LIMINAL: Exploring The Frontiers of LLM Decode Performance
Michael Davies, Neal Crago, Karthikeyan Sankaralingam, Christos Kozyrakis
TL;DR
LIMINAL tackles the problem of identifying fundamental hardware-bound limits on LLM decode performance by presenting a first-principles analytical model that links application-level transformer operations to hardware constraints. The approach decouples software behavior from hardware design to explore current, near-future, and hypothetical architectures, deriving closed-form latency and throughput expressions and validating them against real measurements with a mean absolute percent error of $7.6\%$. Key contributions include a unified modeling framework, explicit treatment of tensor- and pipeline-parallelism, MoE effects, and a detailed study of memory capacity, bandwidth, synchronization latency, and packaging on UTPS/STPS and efficiency, culminating in practical guidance for hardware-software co-design. The results show that while bandwidth upgrades (e.g., to 3D-DRAM) can yield large UTPS gains, achieving $>10{,}000$ UTPS will require simultaneous algorithmic innovations and architectural advances, underscoring the need for balanced, cross-layer optimization in future LLM serving systems.
Abstract
The rapid advancement of Large Language Models (LLMs) necessitates a deep understanding of their fundamental performance limits. This paper investigates the limits of LLM inference, focusing on hardware-imposed bottlenecks in auto-regressive decoding.
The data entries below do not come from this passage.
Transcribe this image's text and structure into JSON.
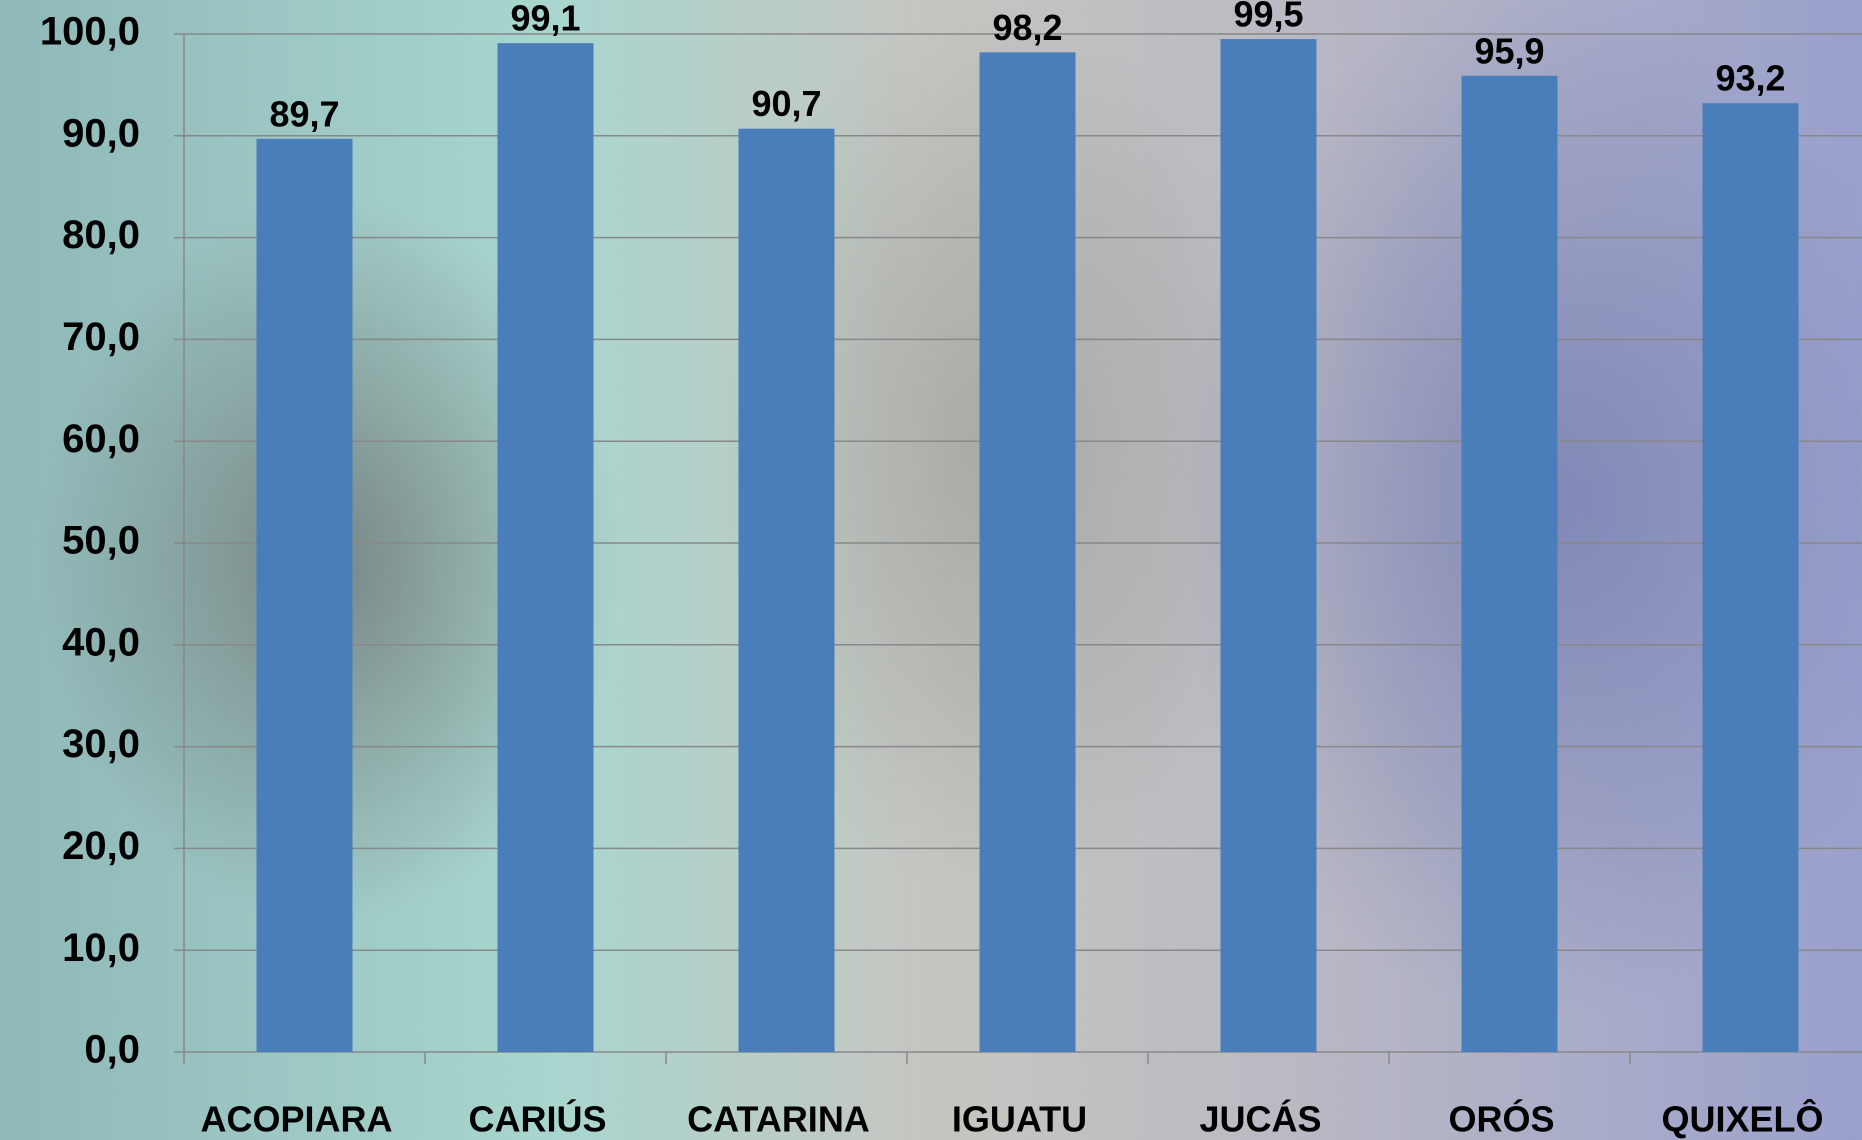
{
  "chart_data": {
    "type": "bar",
    "categories": [
      "ACOPIARA",
      "CARIÚS",
      "CATARINA",
      "IGUATU",
      "JUCÁS",
      "ORÓS",
      "QUIXELÔ"
    ],
    "values": [
      89.7,
      99.1,
      90.7,
      98.2,
      99.5,
      95.9,
      93.2
    ],
    "value_labels": [
      "89,7",
      "99,1",
      "90,7",
      "98,2",
      "99,5",
      "95,9",
      "93,2"
    ],
    "color": "#4a7ebb",
    "ylim": [
      0,
      100
    ],
    "yticks": [
      {
        "value": 0,
        "label": "0,0"
      },
      {
        "value": 10,
        "label": "10,0"
      },
      {
        "value": 20,
        "label": "20,0"
      },
      {
        "value": 30,
        "label": "30,0"
      },
      {
        "value": 40,
        "label": "40,0"
      },
      {
        "value": 50,
        "label": "50,0"
      },
      {
        "value": 60,
        "label": "60,0"
      },
      {
        "value": 70,
        "label": "70,0"
      },
      {
        "value": 80,
        "label": "80,0"
      },
      {
        "value": 90,
        "label": "90,0"
      },
      {
        "value": 100,
        "label": "100,0"
      }
    ],
    "grid": true
  }
}
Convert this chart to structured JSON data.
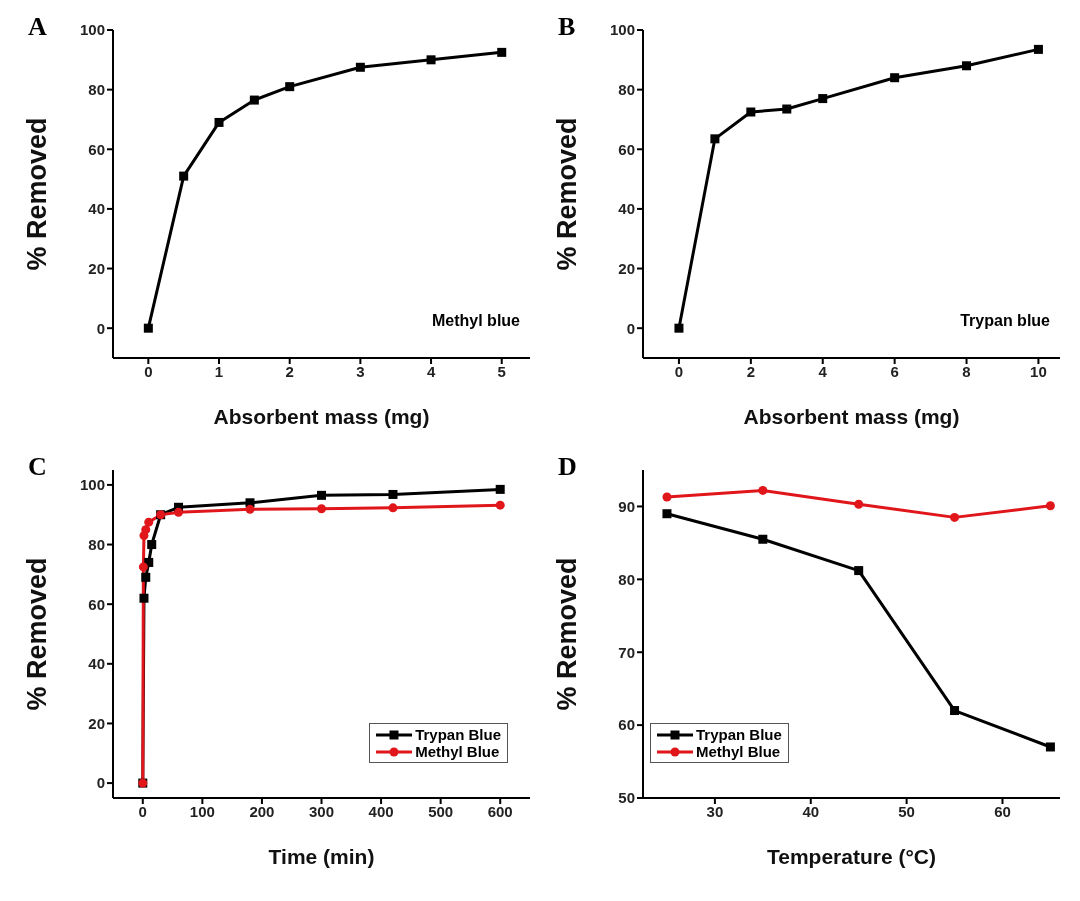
{
  "chart_data": [
    {
      "type": "line",
      "title": "A",
      "xlabel": "Absorbent mass (mg)",
      "ylabel": "% Removed",
      "annotations": [
        "Methyl blue"
      ],
      "xlim": [
        -0.5,
        5.4
      ],
      "xticks": [
        0,
        1,
        2,
        3,
        4,
        5
      ],
      "ylim": [
        -10,
        100
      ],
      "yticks": [
        0,
        20,
        40,
        60,
        80,
        100
      ],
      "marker": "square",
      "legend": false,
      "series": [
        {
          "color": "#000000",
          "x": [
            0,
            0.5,
            1,
            1.5,
            2,
            3,
            4,
            5
          ],
          "values": [
            0,
            51,
            69,
            76.5,
            81,
            87.5,
            90,
            92.5
          ]
        }
      ]
    },
    {
      "type": "line",
      "title": "B",
      "xlabel": "Absorbent mass (mg)",
      "ylabel": "% Removed",
      "annotations": [
        "Trypan blue"
      ],
      "xlim": [
        -1,
        10.6
      ],
      "xticks": [
        0,
        2,
        4,
        6,
        8,
        10
      ],
      "ylim": [
        -10,
        100
      ],
      "yticks": [
        0,
        20,
        40,
        60,
        80,
        100
      ],
      "marker": "square",
      "legend": false,
      "series": [
        {
          "color": "#000000",
          "x": [
            0,
            1,
            2,
            3,
            4,
            6,
            8,
            10
          ],
          "values": [
            0,
            63.5,
            72.5,
            73.5,
            77,
            84,
            88,
            93.5
          ]
        }
      ]
    },
    {
      "type": "line",
      "title": "C",
      "xlabel": "Time (min)",
      "ylabel": "% Removed",
      "xlim": [
        -50,
        650
      ],
      "xticks": [
        0,
        100,
        200,
        300,
        400,
        500,
        600
      ],
      "ylim": [
        -5,
        105
      ],
      "yticks": [
        0,
        20,
        40,
        60,
        80,
        100
      ],
      "legend": "bottom right",
      "series": [
        {
          "name": "Trypan Blue",
          "color": "#000000",
          "marker": "square",
          "x": [
            0,
            2,
            5,
            10,
            15,
            30,
            60,
            180,
            300,
            420,
            600
          ],
          "values": [
            0,
            62,
            69,
            74,
            80,
            90,
            92.5,
            94,
            96.5,
            96.8,
            98.5
          ]
        },
        {
          "name": "Methyl Blue",
          "color": "#e0161b",
          "marker": "circle",
          "x": [
            0,
            1,
            2,
            5,
            10,
            30,
            60,
            180,
            300,
            420,
            600
          ],
          "values": [
            0,
            72.5,
            83,
            85,
            87.5,
            90,
            90.8,
            91.8,
            92,
            92.3,
            93.2
          ]
        }
      ]
    },
    {
      "type": "line",
      "title": "D",
      "xlabel": "Temperature (°C)",
      "ylabel": "% Removed",
      "xlim": [
        22.5,
        66
      ],
      "xticks": [
        30,
        40,
        50,
        60
      ],
      "ylim": [
        50,
        95
      ],
      "yticks": [
        50,
        60,
        70,
        80,
        90
      ],
      "legend": "bottom left",
      "series": [
        {
          "name": "Trypan Blue",
          "color": "#000000",
          "marker": "square",
          "x": [
            25,
            35,
            45,
            55,
            65
          ],
          "values": [
            89,
            85.5,
            81.2,
            62,
            57
          ]
        },
        {
          "name": "Methyl Blue",
          "color": "#e0161b",
          "marker": "circle",
          "x": [
            25,
            35,
            45,
            55,
            65
          ],
          "values": [
            91.3,
            92.2,
            90.3,
            88.5,
            90.1
          ]
        }
      ]
    }
  ]
}
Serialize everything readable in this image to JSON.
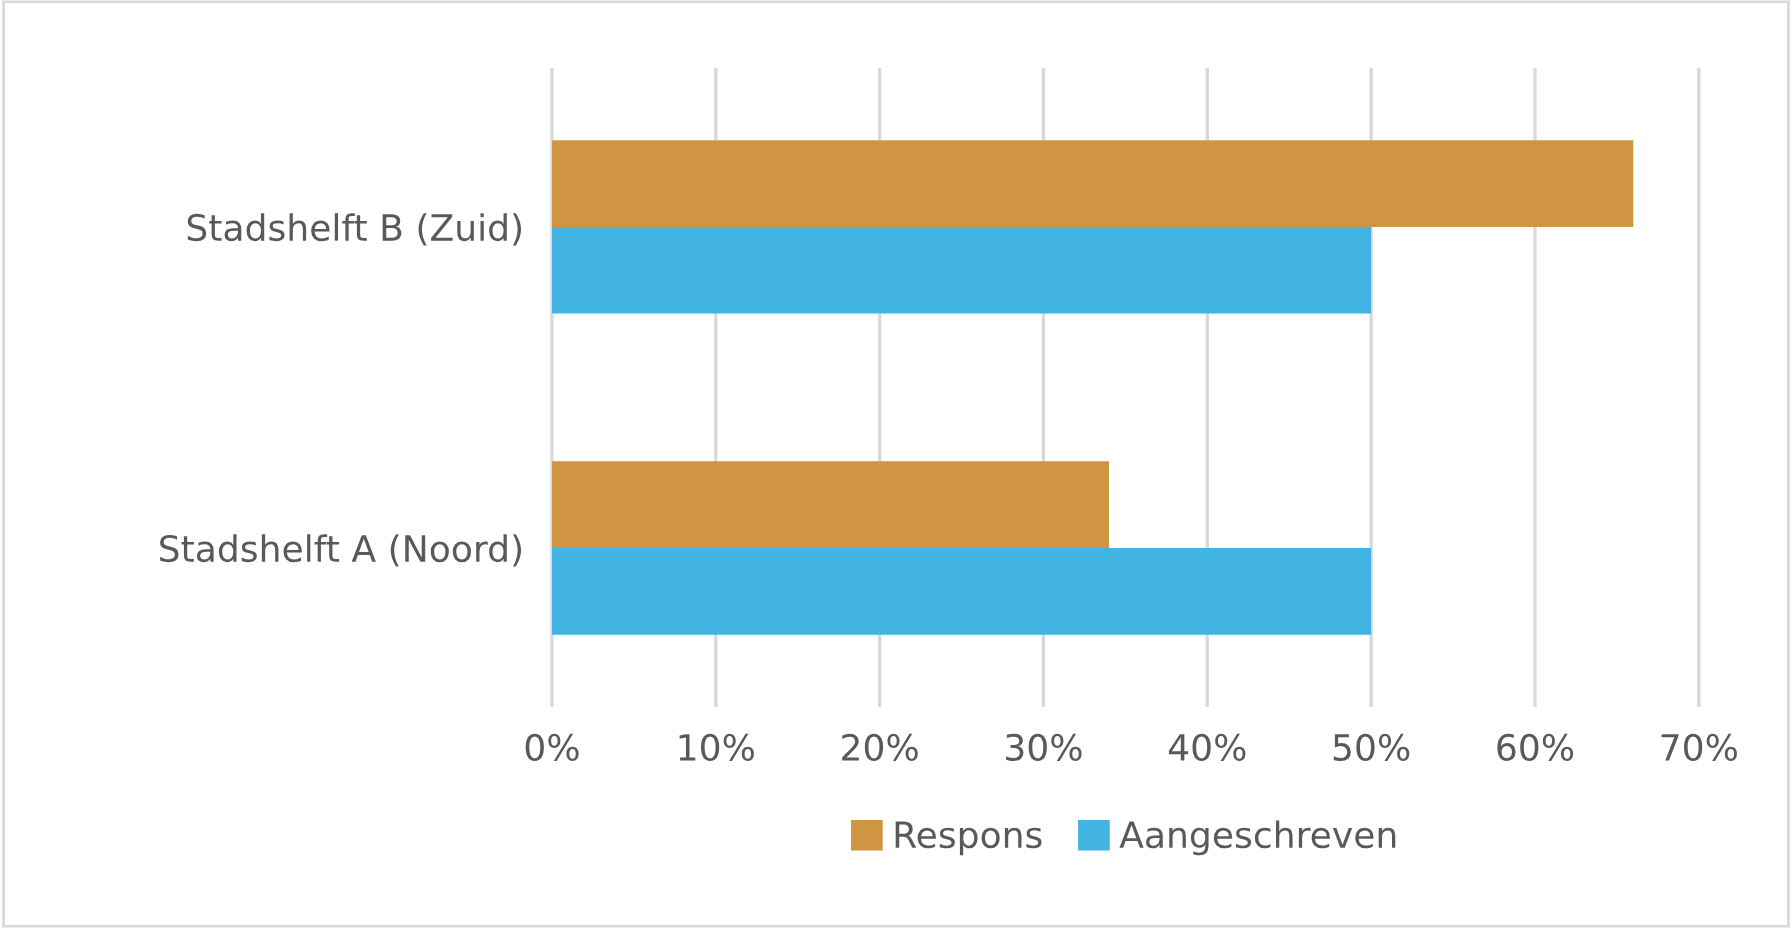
{
  "chart_data": {
    "type": "bar",
    "orientation": "horizontal",
    "categories": [
      "Stadshelft B (Zuid)",
      "Stadshelft A (Noord)"
    ],
    "series": [
      {
        "name": "Respons",
        "color": "#d09543",
        "values": [
          66,
          34
        ]
      },
      {
        "name": "Aangeschreven",
        "color": "#41b4e4",
        "values": [
          50,
          50
        ]
      }
    ],
    "xlim": [
      0,
      70
    ],
    "xticks": [
      {
        "value": 0,
        "label": "0%"
      },
      {
        "value": 10,
        "label": "10%"
      },
      {
        "value": 20,
        "label": "20%"
      },
      {
        "value": 30,
        "label": "30%"
      },
      {
        "value": 40,
        "label": "40%"
      },
      {
        "value": 50,
        "label": "50%"
      },
      {
        "value": 60,
        "label": "60%"
      },
      {
        "value": 70,
        "label": "70%"
      }
    ],
    "grid": "x",
    "legend": "bottom"
  }
}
We develop LIMINAL, an analytical performance model that abstracts application requirements and hardware capabilities to systematically explore performance and efficiency across a wide range of current, near-future, and hypothetical hardware. We find LIMINAL is accurate when comparing to LLMs executing on existing hardware, achieving a mean absolute error of $7.6\%$. Our analysis spans from current HBM3 memory technology used in AI accelerators like GPUs and TPUs to systems based on advanced HBM4 and advanced 3D-stacked DRAM technology. We identify five non-negotiable challenges for LLM inference hardware, establishing compute, memory capacity, bandwidth and collective communication as primary barriers to performance. These findings suggest that achieving significant performance gains beyond 10,000 tokens-per-second will require not just hardware evolution but also fundamental algorithmic advances.